College is the most anticipated phase of every student after their high school graduation. Attending your dream school, meeting lots of new people, joining different orgs—definitely everything you'll look forward to. But the next thing you know, you're having second thoughts about whether or not you should shift to another course.
Thinking about shifting courses is normal for most students. Some end up regretting the decision to shift, but others see it as the best thing they did in college. Krishane Liam from the University of Santo Tomas and Veronica Passion, previously from Far Eastern University, have their own fair share of shifting stories. Shane and Veronica share their experiences with Candy, which can hopefully help those who are having second thoughts about their college journey:
On what made them decide to ~finally~ shift:
For Shane, she took a Bachelor of Science in Hospitality Management at UST during her freshman year.She has shaped her mind to become a chef or hotelier someday, just like her mother and grandfather. Currently, she is now taking a Bachelor of Science in Interior Design.
"I remember lang na it was the last two weeks of my freshman year when I realized that I am not who I am supposed to be. I had great grades and amazing blockmates in my previous course, but I was just not feeling it. Please don't get me wrong, though," Shane says.

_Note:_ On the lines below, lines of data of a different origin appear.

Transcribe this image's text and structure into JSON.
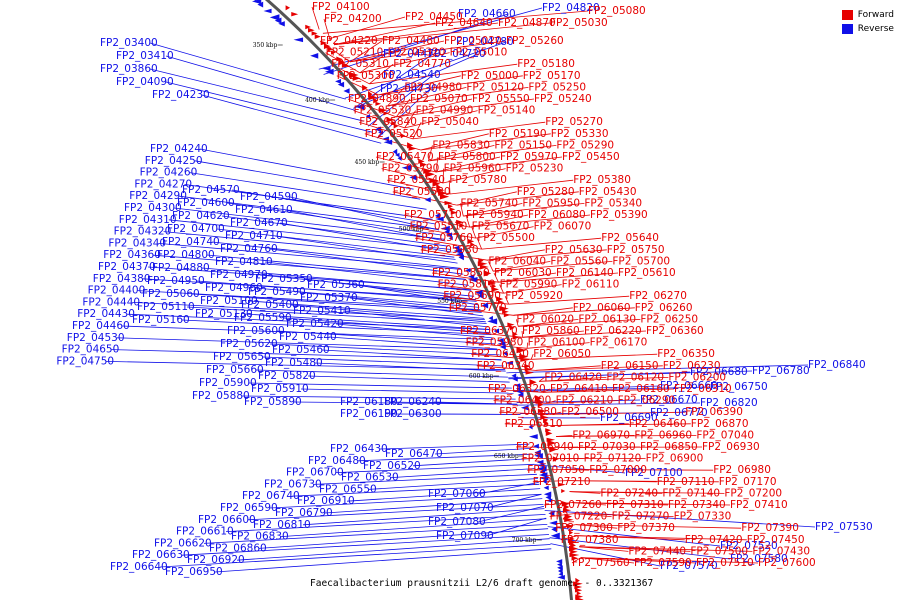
{
  "legend": {
    "forward_label": "Forward",
    "reverse_label": "Reverse",
    "forward_color": "#e60000",
    "reverse_color": "#1010e8"
  },
  "caption": "Faecalibacterium prausnitzii L2/6 draft genome. - 0..3321367",
  "scale_ticks": [
    "350 kbp",
    "400 kbp",
    "450 kbp",
    "500 kbp",
    "550 kbp",
    "600 kbp",
    "650 kbp",
    "700 kbp"
  ],
  "reverse_genes": [
    "FP2_03400",
    "FP2_03410",
    "FP2_03860",
    "FP2_04090",
    "FP2_04230",
    "FP2_04240",
    "FP2_04250",
    "FP2_04260",
    "FP2_04270",
    "FP2_04290",
    "FP2_04300",
    "FP2_04310",
    "FP2_04320",
    "FP2_04340",
    "FP2_04360",
    "FP2_04370",
    "FP2_04380",
    "FP2_04400",
    "FP2_04440",
    "FP2_04430",
    "FP2_04460",
    "FP2_04530",
    "FP2_04650",
    "FP2_04750",
    "FP2_04570",
    "FP2_04590",
    "FP2_04600",
    "FP2_04610",
    "FP2_04620",
    "FP2_04670",
    "FP2_04700",
    "FP2_04710",
    "FP2_04740",
    "FP2_04760",
    "FP2_04800",
    "FP2_04810",
    "FP2_04880",
    "FP2_04970",
    "FP2_04950",
    "FP2_04960",
    "FP2_05060",
    "FP2_05100",
    "FP2_05110",
    "FP2_05130",
    "FP2_05160",
    "FP2_05350",
    "FP2_05360",
    "FP2_05490",
    "FP2_05370",
    "FP2_05400",
    "FP2_05410",
    "FP2_05590",
    "FP2_05420",
    "FP2_05600",
    "FP2_05440",
    "FP2_05620",
    "FP2_05460",
    "FP2_05650",
    "FP2_05480",
    "FP2_05660",
    "FP2_05820",
    "FP2_05900",
    "FP2_05910",
    "FP2_05880",
    "FP2_05890",
    "FP2_06180",
    "FP2_06240",
    "FP2_06190",
    "FP2_06300",
    "FP2_06430",
    "FP2_06470",
    "FP2_06480",
    "FP2_06520",
    "FP2_06700",
    "FP2_06530",
    "FP2_06730",
    "FP2_06550",
    "FP2_06740",
    "FP2_06910",
    "FP2_06590",
    "FP2_06790",
    "FP2_06600",
    "FP2_06810",
    "FP2_06610",
    "FP2_06830",
    "FP2_06620",
    "FP2_06860",
    "FP2_06630",
    "FP2_06920",
    "FP2_06640",
    "FP2_06950",
    "FP2_07060",
    "FP2_07070",
    "FP2_07080",
    "FP2_07090",
    "FP2_04470",
    "FP2_04720",
    "FP2_04540",
    "FP2_04730",
    "FP2_04660",
    "FP2_04820",
    "FP2_04780",
    "FP2_06680",
    "FP2_06780",
    "FP2_06840",
    "FP2_06660",
    "FP2_06750",
    "FP2_06670",
    "FP2_06820",
    "FP2_06690",
    "FP2_06770",
    "FP2_07100",
    "FP2_07530",
    "FP2_07520",
    "FP2_07580",
    "FP2_07570"
  ],
  "forward_genes": [
    "FP2_04100",
    "FP2_04200",
    "FP2_04450",
    "FP2_04640",
    "FP2_04870",
    "FP2_05080",
    "FP2_05030",
    "FP2_04220",
    "FP2_04480",
    "FP2_05020",
    "FP2_05260",
    "FP2_05210",
    "FP2_05320",
    "FP2_05010",
    "FP2_05180",
    "FP2_05310",
    "FP2_04770",
    "FP2_05000",
    "FP2_05170",
    "FP2_05300",
    "FP2_04980",
    "FP2_05120",
    "FP2_05250",
    "FP2_04890",
    "FP2_05070",
    "FP2_05550",
    "FP2_05240",
    "FP2_05530",
    "FP2_04990",
    "FP2_05140",
    "FP2_05270",
    "FP2_05840",
    "FP2_05040",
    "FP2_05190",
    "FP2_05330",
    "FP2_05520",
    "FP2_05830",
    "FP2_05150",
    "FP2_05290",
    "FP2_05470",
    "FP2_05800",
    "FP2_05970",
    "FP2_05450",
    "FP2_05790",
    "FP2_05960",
    "FP2_05230",
    "FP2_05380",
    "FP2_05540",
    "FP2_05780",
    "FP2_05280",
    "FP2_05430",
    "FP2_05580",
    "FP2_05740",
    "FP2_05950",
    "FP2_05340",
    "FP2_05710",
    "FP2_05940",
    "FP2_06080",
    "FP2_05390",
    "FP2_05510",
    "FP2_05670",
    "FP2_06070",
    "FP2_05640",
    "FP2_05760",
    "FP2_05500",
    "FP2_05630",
    "FP2_05750",
    "FP2_05930",
    "FP2_06040",
    "FP2_05560",
    "FP2_05700",
    "FP2_05850",
    "FP2_06030",
    "FP2_06140",
    "FP2_05610",
    "FP2_05810",
    "FP2_05990",
    "FP2_06110",
    "FP2_06270",
    "FP2_05690",
    "FP2_05920",
    "FP2_06060",
    "FP2_06260",
    "FP2_05770",
    "FP2_06020",
    "FP2_06130",
    "FP2_06250",
    "FP2_06370",
    "FP2_05860",
    "FP2_06220",
    "FP2_06360",
    "FP2_05980",
    "FP2_06100",
    "FP2_06170",
    "FP2_06350",
    "FP2_06450",
    "FP2_06050",
    "FP2_06150",
    "FP2_06230",
    "FP2_06340",
    "FP2_06420",
    "FP2_06120",
    "FP2_06200",
    "FP2_06320",
    "FP2_06410",
    "FP2_06160",
    "FP2_06310",
    "FP2_06400",
    "FP2_06210",
    "FP2_06290",
    "FP2_06390",
    "FP2_06380",
    "FP2_06500",
    "FP2_06460",
    "FP2_06870",
    "FP2_06510",
    "FP2_06970",
    "FP2_06960",
    "FP2_07040",
    "FP2_06940",
    "FP2_07030",
    "FP2_06850",
    "FP2_06930",
    "FP2_07010",
    "FP2_07120",
    "FP2_06900",
    "FP2_06980",
    "FP2_07050",
    "FP2_07000",
    "FP2_07110",
    "FP2_07170",
    "FP2_07210",
    "FP2_07240",
    "FP2_07140",
    "FP2_07200",
    "FP2_07260",
    "FP2_07310",
    "FP2_07340",
    "FP2_07410",
    "FP2_07220",
    "FP2_07270",
    "FP2_07330",
    "FP2_07390",
    "FP2_07300",
    "FP2_07370",
    "FP2_07420",
    "FP2_07450",
    "FP2_07380",
    "FP2_07440",
    "FP2_07500",
    "FP2_07430",
    "FP2_07560",
    "FP2_07590",
    "FP2_07510",
    "FP2_07600"
  ]
}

On what led her to finally make the move and shift, Shane shares, "I have always been drawn to Interior Designing and Architecture, even if I didn't imagine being in this field in the first place. I guess the biggest turning point that made me shift to Interior Design is the sudden burst of butterflies in my stomach whenever I watch home renovations and room makeovers on TLC."

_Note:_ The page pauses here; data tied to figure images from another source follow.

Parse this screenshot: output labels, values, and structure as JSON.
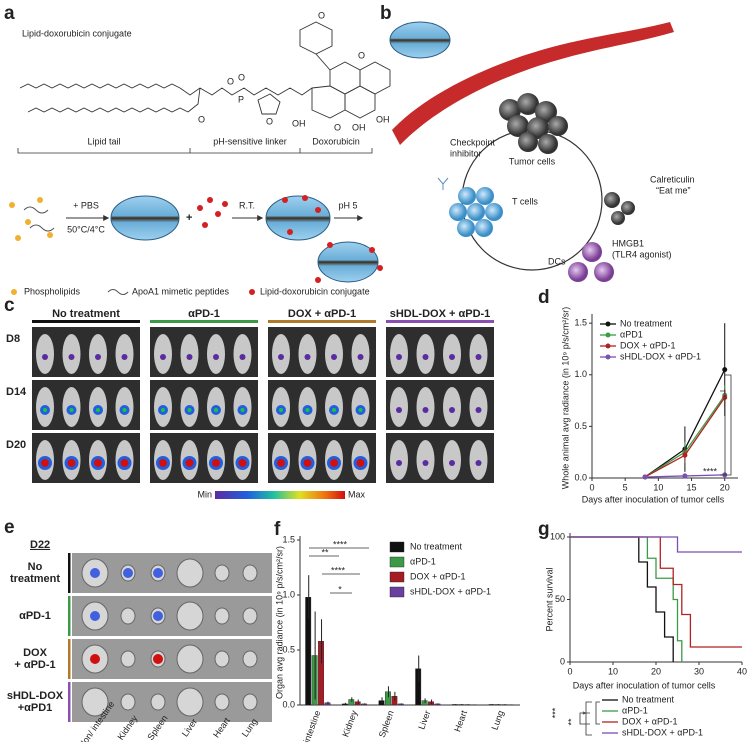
{
  "panel_a": {
    "label": "a",
    "title": "Lipid-doxorubicin conjugate",
    "segments": [
      "Lipid tail",
      "pH-sensitive linker",
      "Doxorubicin"
    ],
    "atoms": [
      "O",
      "O",
      "P",
      "O",
      "O",
      "OH",
      "O",
      "OH",
      "OH",
      "O",
      "O"
    ],
    "step1": [
      "+ PBS",
      "50°C/4°C"
    ],
    "step2": "R.T.",
    "step3": "pH 5",
    "legend": [
      "Phospholipids",
      "ApoA1 mimetic peptides",
      "Lipid-doxorubicin conjugate"
    ]
  },
  "panel_b": {
    "label": "b",
    "checkpoint": [
      "Checkpoint",
      "inhibitor"
    ],
    "tumor": "Tumor cells",
    "calreticulin": [
      "Calreticulin",
      "“Eat me”"
    ],
    "t_cells": "T cells",
    "hmgb1": [
      "HMGB1",
      "(TLR4 agonist)"
    ],
    "dcs": "DCs"
  },
  "panel_c": {
    "label": "c",
    "groups": [
      "No treatment",
      "αPD-1",
      "DOX + αPD-1",
      "sHDL-DOX + αPD-1"
    ],
    "days": [
      "D8",
      "D14",
      "D20"
    ],
    "scale": [
      "Min",
      "Max"
    ]
  },
  "panel_e": {
    "label": "e",
    "day": "D22",
    "rows": [
      [
        "No",
        "treatment"
      ],
      [
        "αPD-1"
      ],
      [
        "DOX",
        "+ αPD-1"
      ],
      [
        "sHDL-DOX",
        "+αPD1"
      ]
    ],
    "organs": [
      "Colon/ intestine",
      "Kidney",
      "Spleen",
      "Liver",
      "Heart",
      "Lung"
    ]
  },
  "chart_data": [
    {
      "type": "line",
      "label": "d",
      "x": [
        8,
        14,
        20
      ],
      "series": [
        {
          "name": "No treatment",
          "color": "#111111",
          "values": [
            0.01,
            0.28,
            1.05
          ],
          "errors": [
            0.01,
            0.22,
            0.45
          ]
        },
        {
          "name": "αPD1",
          "color": "#3c9a46",
          "values": [
            0.01,
            0.25,
            0.8
          ],
          "errors": [
            0.01,
            0.1,
            0.1
          ]
        },
        {
          "name": "DOX + αPD-1",
          "color": "#b22222",
          "values": [
            0.01,
            0.22,
            0.78
          ],
          "errors": [
            0.01,
            0.06,
            0.08
          ]
        },
        {
          "name": "sHDL-DOX + αPD-1",
          "color": "#7b4fb5",
          "values": [
            0.01,
            0.02,
            0.03
          ],
          "errors": [
            0.005,
            0.01,
            0.01
          ]
        }
      ],
      "xlim": [
        0,
        22
      ],
      "xticks": [
        0,
        5,
        10,
        15,
        20
      ],
      "ylim": [
        0,
        1.55
      ],
      "yticks": [
        {
          "value": 0,
          "label": "0.0"
        },
        0.5,
        {
          "value": 1,
          "label": "1.0"
        },
        1.5
      ],
      "xlabel": "Days after inoculation of tumor cells",
      "ylabel": "Whole animal avg radiance (in 10⁹ p/s/cm²/sr)",
      "annotations": [
        "****"
      ]
    },
    {
      "type": "bar",
      "label": "f",
      "categories": [
        "Colon/ intestine",
        "Kidney",
        "Spleen",
        "Liver",
        "Heart",
        "Lung"
      ],
      "series": [
        {
          "name": "No treatment",
          "color": "#111111",
          "values": [
            0.98,
            0.01,
            0.04,
            0.33,
            0.005,
            0.005
          ],
          "errors": [
            0.2,
            0.01,
            0.03,
            0.12,
            0.003,
            0.003
          ]
        },
        {
          "name": "αPD-1",
          "color": "#3c9a46",
          "values": [
            0.45,
            0.05,
            0.12,
            0.04,
            0.005,
            0.005
          ],
          "errors": [
            0.4,
            0.02,
            0.05,
            0.02,
            0.003,
            0.003
          ]
        },
        {
          "name": "DOX + αPD-1",
          "color": "#a51c24",
          "values": [
            0.58,
            0.03,
            0.08,
            0.03,
            0.004,
            0.004
          ],
          "errors": [
            0.2,
            0.02,
            0.04,
            0.02,
            0.003,
            0.003
          ]
        },
        {
          "name": "sHDL-DOX + αPD-1",
          "color": "#6a3fa0",
          "values": [
            0.02,
            0.01,
            0.01,
            0.01,
            0.003,
            0.003
          ],
          "errors": [
            0.01,
            0.005,
            0.005,
            0.005,
            0.002,
            0.002
          ]
        }
      ],
      "ylim": [
        0,
        1.5
      ],
      "yticks": [
        {
          "value": 0,
          "label": "0.0"
        },
        0.5,
        {
          "value": 1,
          "label": "1.0"
        },
        1.5
      ],
      "ylabel": "Organ avg radiance (in 10⁹ p/s/cm²/sr)",
      "annotations": [
        "****",
        "**",
        "****",
        "*"
      ]
    },
    {
      "type": "line",
      "label": "g",
      "series": [
        {
          "name": "No treatment",
          "color": "#111111",
          "x": [
            0,
            16,
            16,
            18,
            18,
            20,
            20,
            22,
            22,
            24,
            24
          ],
          "values": [
            100,
            100,
            80,
            80,
            60,
            60,
            40,
            40,
            20,
            20,
            0
          ]
        },
        {
          "name": "αPD-1",
          "color": "#3c9a46",
          "x": [
            0,
            18,
            18,
            20,
            20,
            24,
            24,
            25,
            25,
            26,
            26
          ],
          "values": [
            100,
            100,
            83,
            83,
            67,
            67,
            50,
            50,
            17,
            17,
            0
          ]
        },
        {
          "name": "DOX + αPD-1",
          "color": "#b22222",
          "x": [
            0,
            21,
            21,
            24,
            24,
            26,
            26,
            28,
            28,
            40
          ],
          "values": [
            100,
            100,
            75,
            75,
            62,
            62,
            38,
            38,
            12,
            12
          ]
        },
        {
          "name": "sHDL-DOX + αPD-1",
          "color": "#7b4fb5",
          "x": [
            0,
            25,
            25,
            40
          ],
          "values": [
            100,
            100,
            88,
            88
          ]
        }
      ],
      "xlim": [
        0,
        40
      ],
      "xticks": [
        0,
        10,
        20,
        30,
        40
      ],
      "ylim": [
        0,
        100
      ],
      "yticks": [
        0,
        50,
        100
      ],
      "xlabel": "Days after inoculation of tumor cells",
      "ylabel": "Percent survival",
      "annotations": [
        "***",
        "**",
        "*"
      ]
    }
  ]
}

Veronica on the other hand, was an Architecture student and now pursues a degree in Veterinary Medicine at Pampanga State Agricultural University. She learned and enjoyed a lot about Architecture but still had doubts about it as a career for her.
Shifting will take you out of your comfort zone.

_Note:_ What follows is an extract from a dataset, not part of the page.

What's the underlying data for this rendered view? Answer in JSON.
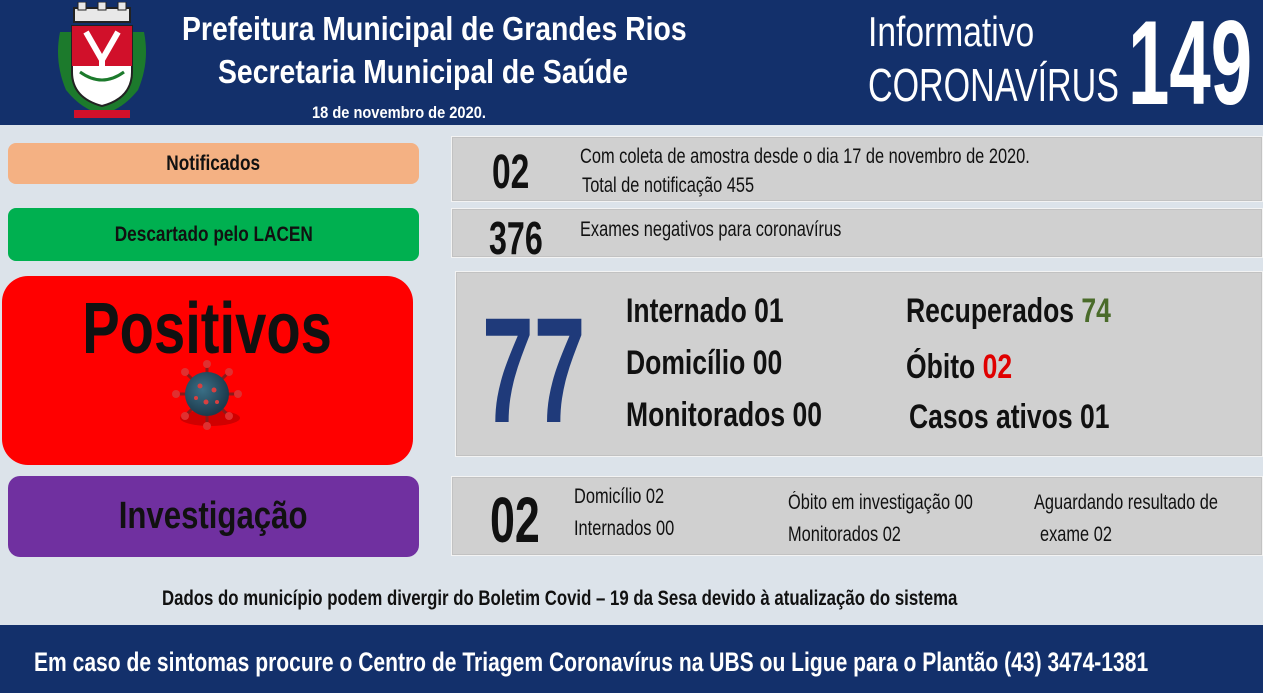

For Veronica, she never had regrets of taking up Architecture in the first place, but the pandemic made her rethink her options. "Nag stop ako one year. Parang naging way ko rin 'yun para mag isip-isip sa gusto ko sa buhay. Na-realize kong mas matimbang pa rin ang [pagiging] vet [para] sa'kin," Veronica admits.
Despite that, Veronica doesn't consider her Architecture days a waste of time. "Wala akong regrets sa pagkuha ng Arki at kung same situation pa rin at walang pandemic, pagpapatuloy ko pa rin 'yun."
Shifting courses means you'll have to restart again, part with old friends and meet new ones, and basically enter a whole new world. Going out of our comfort zones might be overwhelming, but it’s definitely okay. “Mahirap pag nagsisimula ka pa lang. Pero magiging worth it din lahat basta isipin mo bakit 'yun pinili, saan ka ba sasaya at kung ano ang gusto mo gawin habang buhay,” she adds.
It's better to choose a program that interests you.
As cliche as it sounds, there is truth to it. Some people might think that choosing passion over practicality is nonsense, especially given the times we live in. But there's still merit in pursuing a course that you’ll genuinely feel happy about. Most of the time, the things that we are passionate about are the only ones that make us enjoy and ~survive~ through life.
Shane shares that whenever she encounters an incoming freshman that knows what they want in the future, she sees it as a talent because she's never experienced manifesting what she wanted to become.
She also wanted to let other students know that you have to choose a program you're willing to strive for no matter what the circumstances are. “It is really important to weigh your options. It can be beneficial if you list down the career opportunities, pros and cons, and reasons why you chose your priority and alternative programs,” she said.
You have to trust the process along the way.
Changing your study path is definitely okay. It's not the end of the world, but it will never be easy— you’re trying to catch up on subjects and units with unfamiliar people and there's the possibility of getting delayed. Pressure might take a toll on you (particularly if you're considering to shift courses during the pandemic) but you have to trust the process, especially yourself.
Aside from the pressure, Veronica also shared that transferring schools from a city to a province was far from the usual. "Ang layo sa nakagisnan kong environment pero ganun talaga, kailangang mag-adjust," she adds.
Despite the pressure, both Shane and Veronica continued to pursue the course they really wanted. Like them, if it will help you find yourself in any way it can, you have to go for it.